Je me meurs d’une soirée de filles à papoter, sans interruptions, sans responsabilités, sans horloge pour me rappeler à la réalité.

On me dit de regarder mes saints enfants au corps sain, comme un succès quotidien.
On me somme de féliciter mon sein pour le pain quotidien qu’il donne à mon dernier chérubin.
Ça ne me suffit pas. Honte à moi.
Je suis avare. Je ne me rassasie pas de moments à moi.
Je suis en manque d’amour...propre. J’ai égaré ma fierté féminine. J’ai troqué mon orgueil contre de vieilles brassières d’allaitement et des pantalons sans boutons. Je ne me regarde pas dans la glace; de stupeur, je ferais clairement volte-face.
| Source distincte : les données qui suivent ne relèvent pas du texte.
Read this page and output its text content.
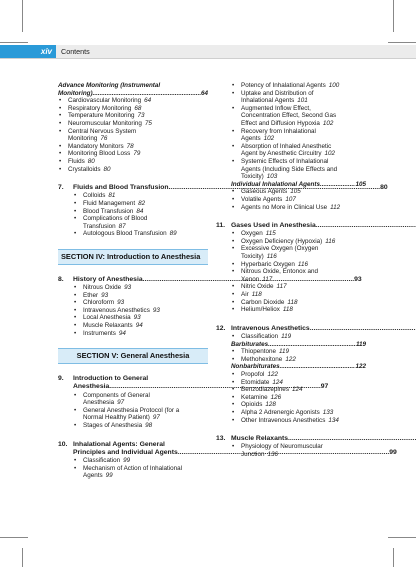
xiv	Contents
Advance Monitoring (Instrumental
Monitoring) .....	64
• Cardiovascular Monitoring 64
• Respiratory Monitoring 68
• Temperature Monitoring 73
• Neuromuscular Monitoring 75
• Central Nervous System
Monitoring 76
• Mandatory Monitors 78
• Monitoring Blood Loss 79
• Fluids 80
• Crystalloids 80
7.	Fluids and Blood Transfusion .....	80
• Colloids 81
• Fluid Management 82
• Blood Transfusion 84
• Complications of Blood
Transfusion 87
• Autologous Blood Transfusion 89
SECTION IV: Introduction to Anesthesia
8.	History of Anesthesia .....	93
• Nitrous Oxide 93
• Ether 93
• Chloroform 93
• Intravenous Anesthetics 93
• Local Anesthesia 93
• Muscle Relaxants 94
• Instruments 94
SECTION V: General Anesthesia
9.	Introduction to General
Anesthesia .....	97
• Components of General
Anesthesia 97
• General Anesthesia Protocol (for a
Normal Healthy Patient) 97
• Stages of Anesthesia 98
10. Inhalational Agents: General
Principles and Individual Agents .....	99
• Classification 99
• Mechanism of Action of Inhalational
Agents 99
• Potency of Inhalational Agents 100
• Uptake and Distribution of
Inhalational Agents 101
• Augmented Inflow Effect,
Concentration Effect, Second Gas
Effect and Diffusion Hypoxia 102
• Recovery from Inhalational
Agents 102
• Absorption of Inhaled Anesthetic
Agent by Anesthetic Circuitry 102
• Systemic Effects of Inhalational
Agents (Including Side Effects and
Toxicity) 103
Individual Inhalational Agents .....	105
• Gaseous Agents 105
• Volatile Agents 107
• Agents no More in Clinical Use 112
11. Gases Used in Anesthesia .....
• Oxygen 115
• Oxygen Deficiency (Hypoxia) 116
• Excessive Oxygen (Oxygen
Toxicity) 116
• Hyperbaric Oxygen 116
• Nitrous Oxide, Entonox and
Xenon 117
• Nitric Oxide 117
• Air 118
• Carbon Dioxide 118
• Helium/Heliox 118
12. Intravenous Anesthetics .....
• Classification 119
Barbiturates .....	119
• Thiopentone 119
• Methohexitone 122
Nonbarbiturates .....	122
• Propofol 122
• Etomidate 124
• Benzodiazepines 124
• Ketamine 126
• Opioids 128
• Alpha 2 Adrenergic Agonists 133
• Other Intravenous Anesthetics 134
13. Muscle Relaxants .....
• Physiology of Neuromuscular
Junction 136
J’aimerais appuyer sur le bouton pause, prendre congé de ma maisonnée. M’évader de mon confinement maternel, respirer.
J’aimerais qu’on me branche au mur, tel un iPhone siphonné de sa batterie, à force d’être utilisé. Qu’on m’infuse un puissant énergisant, pour reprendre contrôle de ma tête et de mon corps; être celle d’avant.
J’aimerais des électrochocs, pour ranimer celle qui pétillait, négligée au fil du temps.
Je le sais que trop; je suis mon propre bourreau, au boulot de maman, et je n’en tire surtout que des maux, dernièrement.
Je me mettrais parfois en boule et je roulerais sans fin, jusqu’à ce que j’en perde mon latin.
Je rêve d’une trêve et de goûter le vent.
Je souhaite m’étourdir de bonnes choses, me gaver de sushis et langoureusement embrasser mon chéri.
Je rêve de sortir dehors, au gré de mes envies, sans habits à batailler, sans bottes lancées au nez.
Je caresse l’envie d’être libre et libérée de mes carences.

Mais il y a, dans ma tête rêveuse, toutes ces ambivalences de mère moderne qui me rationalisent et me ramènent à l’instant présent.

Il y a des choix à faire. Il y a de l’aide à accepter. Il y a matière à déléguer. Il y a courage à prendre, il y a coupure à faire. Il y a bonheur à saisir et limites à instaurer.

Je souhaite être maman.
Je souhaite en être une heureuse, présente.
Présentement en manque de tout et de rien.
Je souhaite être femme, mais pas à leurs dépens.
J’espère que mes cocos ne manquent de rien, dans leur vie, et ne rien manquer de leur vie.
Ils sont si petits encore.

Alors je rêve d’une trêve. Et ça me fait du bien.
Demain, je me choisirai un peu, peut-être bien?